Зарубежный исследователь эмигрантской литературы Н. Е. Андреев констатировал: «В силу специфических условий эмигрантского существования зарубежная литературная деятельность всегда начиналась с „примата политики“, с позиций политической обороны и политического самооправдания. К чести русской эмиграции „примат культуры“ немедленно вступал в защиту иных начал, чем чисто политические». Во многом это так. Творчество писателей-эмигрантов в лучших проявлениях возвышалось над политическими пристрастиями до ценностей общезначимых.

Особенно много несправедливого было сказано о национальном отступничестве русской литературной эмиграции. За рубежом ее деятелям случалось слышать упреки другого рода: Шмелева укоряли в отсутствии европеизма. Но и тем из сотоварищей Шмелева, в творчестве которых европеизм присутствовал, он не мешал сохранять неизменную прикованность к русской теме, постоянно возвращаться на круги своя — к впечатлениям дореволюционной российской действительности и образам прежнего творчества, ее отразившего. «С чем прибыли, то и распространяли эмигрантские писатели: главное в этом было — Россия», — читаем в статье Бориса Зайцева «Изгнание» (1971).

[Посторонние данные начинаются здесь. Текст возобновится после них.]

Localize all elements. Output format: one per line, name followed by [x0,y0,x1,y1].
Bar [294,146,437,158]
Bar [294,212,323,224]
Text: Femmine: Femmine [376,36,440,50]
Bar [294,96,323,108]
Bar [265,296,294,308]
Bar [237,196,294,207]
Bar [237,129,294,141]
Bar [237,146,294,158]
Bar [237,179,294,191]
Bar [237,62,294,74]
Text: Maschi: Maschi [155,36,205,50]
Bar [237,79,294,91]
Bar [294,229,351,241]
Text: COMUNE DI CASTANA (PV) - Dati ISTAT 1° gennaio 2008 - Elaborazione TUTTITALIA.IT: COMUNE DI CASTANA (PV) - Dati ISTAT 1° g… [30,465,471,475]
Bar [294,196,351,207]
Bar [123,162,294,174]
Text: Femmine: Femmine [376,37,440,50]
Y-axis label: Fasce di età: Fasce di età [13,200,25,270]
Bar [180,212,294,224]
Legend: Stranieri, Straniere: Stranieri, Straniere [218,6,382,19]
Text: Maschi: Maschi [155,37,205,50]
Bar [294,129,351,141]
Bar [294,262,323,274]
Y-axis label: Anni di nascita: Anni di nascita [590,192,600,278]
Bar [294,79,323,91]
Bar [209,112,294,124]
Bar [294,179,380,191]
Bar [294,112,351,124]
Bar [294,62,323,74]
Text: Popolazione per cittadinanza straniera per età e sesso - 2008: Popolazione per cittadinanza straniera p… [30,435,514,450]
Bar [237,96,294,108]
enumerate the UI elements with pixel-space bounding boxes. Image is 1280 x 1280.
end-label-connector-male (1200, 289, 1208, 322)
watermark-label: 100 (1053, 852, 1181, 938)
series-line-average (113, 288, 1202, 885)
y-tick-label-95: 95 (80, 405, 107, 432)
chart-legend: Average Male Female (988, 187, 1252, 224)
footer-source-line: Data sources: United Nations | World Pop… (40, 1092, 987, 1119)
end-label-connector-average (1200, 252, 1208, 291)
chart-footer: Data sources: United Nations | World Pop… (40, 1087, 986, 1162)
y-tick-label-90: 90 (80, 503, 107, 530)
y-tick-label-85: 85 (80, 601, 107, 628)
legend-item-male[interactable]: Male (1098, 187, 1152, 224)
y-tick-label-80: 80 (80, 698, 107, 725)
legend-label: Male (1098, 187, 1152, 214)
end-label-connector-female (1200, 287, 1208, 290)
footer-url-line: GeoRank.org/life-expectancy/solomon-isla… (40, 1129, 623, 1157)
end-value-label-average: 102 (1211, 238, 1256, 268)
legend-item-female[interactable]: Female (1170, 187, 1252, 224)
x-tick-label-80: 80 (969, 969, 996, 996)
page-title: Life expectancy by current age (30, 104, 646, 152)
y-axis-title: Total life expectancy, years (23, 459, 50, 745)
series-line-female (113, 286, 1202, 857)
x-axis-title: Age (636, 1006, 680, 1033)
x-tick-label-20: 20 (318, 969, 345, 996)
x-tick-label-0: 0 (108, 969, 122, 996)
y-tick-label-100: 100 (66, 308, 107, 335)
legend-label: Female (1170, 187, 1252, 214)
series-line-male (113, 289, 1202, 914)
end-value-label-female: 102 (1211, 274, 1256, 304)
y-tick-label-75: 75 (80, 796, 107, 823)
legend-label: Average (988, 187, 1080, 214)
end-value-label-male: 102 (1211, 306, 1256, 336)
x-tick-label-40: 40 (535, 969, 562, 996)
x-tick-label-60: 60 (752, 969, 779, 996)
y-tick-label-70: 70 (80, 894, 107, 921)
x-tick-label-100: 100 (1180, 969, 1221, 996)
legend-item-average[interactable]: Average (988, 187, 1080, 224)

Иное дело — характер изображения. В ретроспективе русской жизни, созданной писателями-эмигрантами, заметно ослаблены резкие контрасты и противоречия, присущие картинам той же жизни в произведениях предоктябрьских лет. Тональность рассказа о ней значительно смягчена. В этой «воспоминательной струе», свидетельствовал Зайцев, «мирное и поэтическое в прошлом гораздо более привлекало, чем война, кровь, насилие, страдания». Ностальгическое чувство скрашивало некие стороны общественного состояния старой России, которые справедливо отвергались теми же самыми художниками слова в их прежней, дореволюционной жизни. Однако тенденция критики свести этот достаточно сложный эмоционально-духовный комплекс лишь к реакционно-реставраторским настроениям выглядела крайне упрощенно. Уже потому, что просветленное воскрешение прошлого несло в себе и поэтизацию истинных ценностей национального бытия (в чертах душевного склада, народной культуры, в вековых устоях жизни), которой недоставало литературе предреволюционного времени, где на первый план естественно выдвигался критический пафос. Художественное «возвращение» былого расширяло познание жизни, хотя и утрачивая в остроте социального чувства.